For yesterday’s daily journal page, I decided to experiment a little more with a technique from this week’s Lifebook 2013 lesson. It’s quite simple but in its way a revelation! There are so many fun techniques for creating a layered background for a painting or journal page, but the problem is that many use ink & paint sprays that are not waterproof–so working on top of them can ruin the background as it smears and smudges itself away into mud.
One can get around that pretty easily by simply making sure the background is thoroughly dry and then applying a layer of clear gesso (Liquitex makes this, but I don’t know who else does) with either a damp paintbrush or a damp foam brush. A small amount of reactivation does occur but it’s barely noticeable.
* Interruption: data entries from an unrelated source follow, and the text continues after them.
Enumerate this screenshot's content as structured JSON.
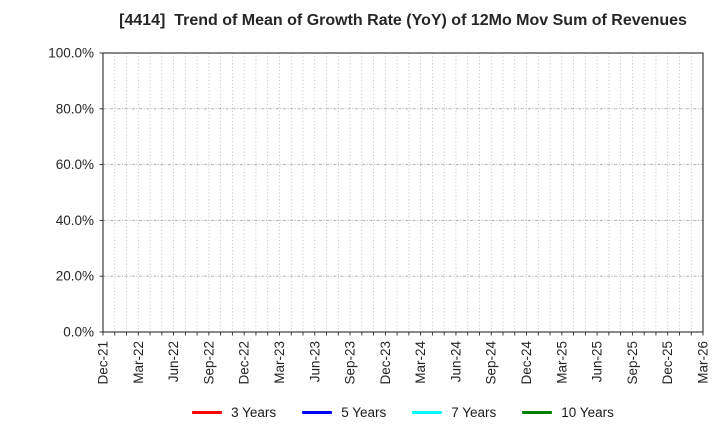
{
  "figure": {
    "background": "#ffffff",
    "axes_border_color": "#2b2b2b",
    "grid_color_vertical": "#b3b3b3",
    "grid_color_horizontal": "#a8a8a8",
    "tick_text_color": "#262626",
    "title_text_color": "#262626"
  },
  "chart_data": {
    "type": "line",
    "title": "[4414]  Trend of Mean of Growth Rate (YoY) of 12Mo Mov Sum of Revenues",
    "xlabel": "",
    "ylabel": "",
    "ylim": [
      0,
      100
    ],
    "y_ticks": [
      0,
      20,
      40,
      60,
      80,
      100
    ],
    "y_tick_labels": [
      "0.0%",
      "20.0%",
      "40.0%",
      "60.0%",
      "80.0%",
      "100.0%"
    ],
    "x_tick_labels": [
      "Dec-21",
      "Mar-22",
      "Jun-22",
      "Sep-22",
      "Dec-22",
      "Mar-23",
      "Jun-23",
      "Sep-23",
      "Dec-23",
      "Mar-24",
      "Jun-24",
      "Sep-24",
      "Dec-24",
      "Mar-25",
      "Jun-25",
      "Sep-25",
      "Dec-25",
      "Mar-26"
    ],
    "x_tick_rotation_deg": 90,
    "x_minor_grid_per_quarter": 3,
    "grid": true,
    "legend_position": "bottom-center",
    "series": [
      {
        "name": "3 Years",
        "color": "#ff0000",
        "values": []
      },
      {
        "name": "5 Years",
        "color": "#0000ff",
        "values": []
      },
      {
        "name": "7 Years",
        "color": "#00ffff",
        "values": []
      },
      {
        "name": "10 Years",
        "color": "#008000",
        "values": []
      }
    ],
    "plot_note": "plot area is empty - no data lines are drawn"
  }
}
Then you can paint, spray more ink, draw, etc., on top of the gesso and have it layer beautifully over your background instead of blending into it.
The clear gesso does have quite a strong tooth. I can see that using graphite or Prismacolor would maybe not be the thing to do. After the gesso is applied, it feels exactly like paper for soft pastels to me. I haven’t tried sanding it to see if that would cut down on its consumption of pencils.
Yesterday I did a very simple wet-on-wet background on hot press watercolor paper with reinkers. I dried it with a heat gun and applied the clear gesso, letting it dry for half an hour or so. I stamped a seahorse a few times with archival ink and then I applied a Neocolor II gold metallic water-soluble wax pastel around the edges and very lightly to a couple of spots in the middle.
When I activated the wax pastel with my water brush, the result was so unbelievably cool–bits of the metallic gold caught in the tooth of the gesso, and it just floated above the background in the most mysterious and amazing way–I love it.